During a summer trip to the beach in 2011, her 55-year-old mom took her 2-year-old daughter on a ride and ended up with what she thought was a sprained wrist. Once the doctors took some scans, they referred her to an orthopedic oncologist. She had bone cancer, but that’s not where it started. “They did a PET scan, and they could tell the place of origin was the lung. But that was actually the smallest place where she had cancer,” Manion says. “It was a tiny tumor in her lung, but it was all over her bones. It was in her brain. It was everywhere.”

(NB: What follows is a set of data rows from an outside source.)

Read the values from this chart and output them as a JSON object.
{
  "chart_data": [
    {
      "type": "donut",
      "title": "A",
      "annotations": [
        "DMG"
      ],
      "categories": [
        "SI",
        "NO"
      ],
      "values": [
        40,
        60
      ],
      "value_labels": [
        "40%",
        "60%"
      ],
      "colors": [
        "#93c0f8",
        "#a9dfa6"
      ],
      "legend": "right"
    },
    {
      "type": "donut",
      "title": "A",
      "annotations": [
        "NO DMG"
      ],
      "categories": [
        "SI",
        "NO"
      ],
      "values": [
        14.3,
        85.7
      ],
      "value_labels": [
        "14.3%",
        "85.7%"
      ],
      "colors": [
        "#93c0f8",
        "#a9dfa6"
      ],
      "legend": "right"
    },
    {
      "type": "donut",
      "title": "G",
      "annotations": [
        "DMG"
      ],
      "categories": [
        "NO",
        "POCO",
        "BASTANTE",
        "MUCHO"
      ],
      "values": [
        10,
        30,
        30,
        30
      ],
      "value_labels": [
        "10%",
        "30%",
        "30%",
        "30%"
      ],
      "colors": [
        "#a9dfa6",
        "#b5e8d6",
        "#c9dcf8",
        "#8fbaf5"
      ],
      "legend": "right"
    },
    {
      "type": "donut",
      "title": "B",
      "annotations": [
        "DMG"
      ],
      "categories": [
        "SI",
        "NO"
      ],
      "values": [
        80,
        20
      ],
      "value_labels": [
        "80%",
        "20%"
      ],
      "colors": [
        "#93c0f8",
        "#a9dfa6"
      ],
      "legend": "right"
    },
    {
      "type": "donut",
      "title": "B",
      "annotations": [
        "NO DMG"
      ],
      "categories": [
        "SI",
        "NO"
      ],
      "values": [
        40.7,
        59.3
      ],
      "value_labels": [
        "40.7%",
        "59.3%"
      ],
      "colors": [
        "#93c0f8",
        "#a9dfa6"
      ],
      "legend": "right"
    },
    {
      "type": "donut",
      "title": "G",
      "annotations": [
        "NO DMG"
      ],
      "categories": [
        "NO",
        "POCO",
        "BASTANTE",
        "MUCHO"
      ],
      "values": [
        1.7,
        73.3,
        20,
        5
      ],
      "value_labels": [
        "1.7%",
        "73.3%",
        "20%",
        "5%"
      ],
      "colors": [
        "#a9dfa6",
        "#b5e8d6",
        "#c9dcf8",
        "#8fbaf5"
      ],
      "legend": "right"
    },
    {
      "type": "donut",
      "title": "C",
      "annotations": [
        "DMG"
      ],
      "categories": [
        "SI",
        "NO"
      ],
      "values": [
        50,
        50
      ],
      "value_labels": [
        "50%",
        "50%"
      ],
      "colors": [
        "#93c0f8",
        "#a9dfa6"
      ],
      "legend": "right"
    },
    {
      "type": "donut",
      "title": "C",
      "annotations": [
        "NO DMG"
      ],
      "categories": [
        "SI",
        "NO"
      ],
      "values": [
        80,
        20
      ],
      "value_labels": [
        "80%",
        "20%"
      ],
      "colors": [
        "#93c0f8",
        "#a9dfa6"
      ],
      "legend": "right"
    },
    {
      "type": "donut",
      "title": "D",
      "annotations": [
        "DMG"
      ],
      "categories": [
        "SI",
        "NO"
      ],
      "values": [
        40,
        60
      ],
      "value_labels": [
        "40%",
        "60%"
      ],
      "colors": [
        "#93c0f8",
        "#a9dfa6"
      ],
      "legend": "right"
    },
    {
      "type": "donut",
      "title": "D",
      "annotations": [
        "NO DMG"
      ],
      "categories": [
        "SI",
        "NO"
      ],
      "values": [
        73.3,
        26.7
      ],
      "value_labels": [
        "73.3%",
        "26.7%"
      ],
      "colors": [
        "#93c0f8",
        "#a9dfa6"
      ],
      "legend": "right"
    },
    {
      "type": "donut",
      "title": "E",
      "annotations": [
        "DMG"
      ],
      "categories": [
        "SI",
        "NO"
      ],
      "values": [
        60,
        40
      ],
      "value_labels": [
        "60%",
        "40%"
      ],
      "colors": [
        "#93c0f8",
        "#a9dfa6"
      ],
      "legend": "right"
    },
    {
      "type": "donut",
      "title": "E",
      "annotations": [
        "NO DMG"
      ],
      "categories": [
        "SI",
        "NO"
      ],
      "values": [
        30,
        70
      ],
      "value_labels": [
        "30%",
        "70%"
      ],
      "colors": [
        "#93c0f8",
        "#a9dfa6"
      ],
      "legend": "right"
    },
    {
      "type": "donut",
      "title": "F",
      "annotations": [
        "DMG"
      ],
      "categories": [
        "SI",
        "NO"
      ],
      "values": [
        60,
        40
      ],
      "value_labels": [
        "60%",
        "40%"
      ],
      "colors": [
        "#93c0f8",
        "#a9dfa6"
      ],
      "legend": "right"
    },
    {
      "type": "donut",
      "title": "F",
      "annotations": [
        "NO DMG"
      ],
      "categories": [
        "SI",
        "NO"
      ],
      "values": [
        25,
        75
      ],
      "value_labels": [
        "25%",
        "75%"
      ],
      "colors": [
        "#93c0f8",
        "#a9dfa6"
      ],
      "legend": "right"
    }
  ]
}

They diagnosed her with stage 4 metastatic lung cancer, which would likely take her life within 8 months. “The next day, my mom was back at TMF office on State Street working. She was like, ‘Yeah, I’ve got cancer, but we gotta keep going.’ And she just put her head down on what we were doing here.”

Her mom died 8 months later, 5 days before the fifth anniversary of Travis’s death. Since then, Travis Manion Foundation has grown to become one of the largest national veteran-serving organizations with 50 staff members, operating out of eight regional headquarters and providing opportunities to more than 14,000 veterans and families of the fallen to successfully transition and develop a strong community. “This organization is so much bigger than one person, as rightfully Travis would want it,” Manion says. “This is about honoring all of our fallen heroes and teaching their legacy of character to the next generation. By serving others and being part of the TMF community, our members improve not only their own well-being but also improve everyone around them.”

Despite the size and scope of the organization now, Manion never forgets where this all began—with her brother, who was a flesh and blood man with flaws but also a mighty heart. “When we were young, did we fight? Yeah. Did he annoy me? Yeah. But I genuinely looked up to him, and he was always setting the example,” Manion says. “He was definitely not your typical kid, teenager, or adult. He was very driven. But he was also a blast. So, I try not to idolize him too much, but he really was a pretty amazing guy.”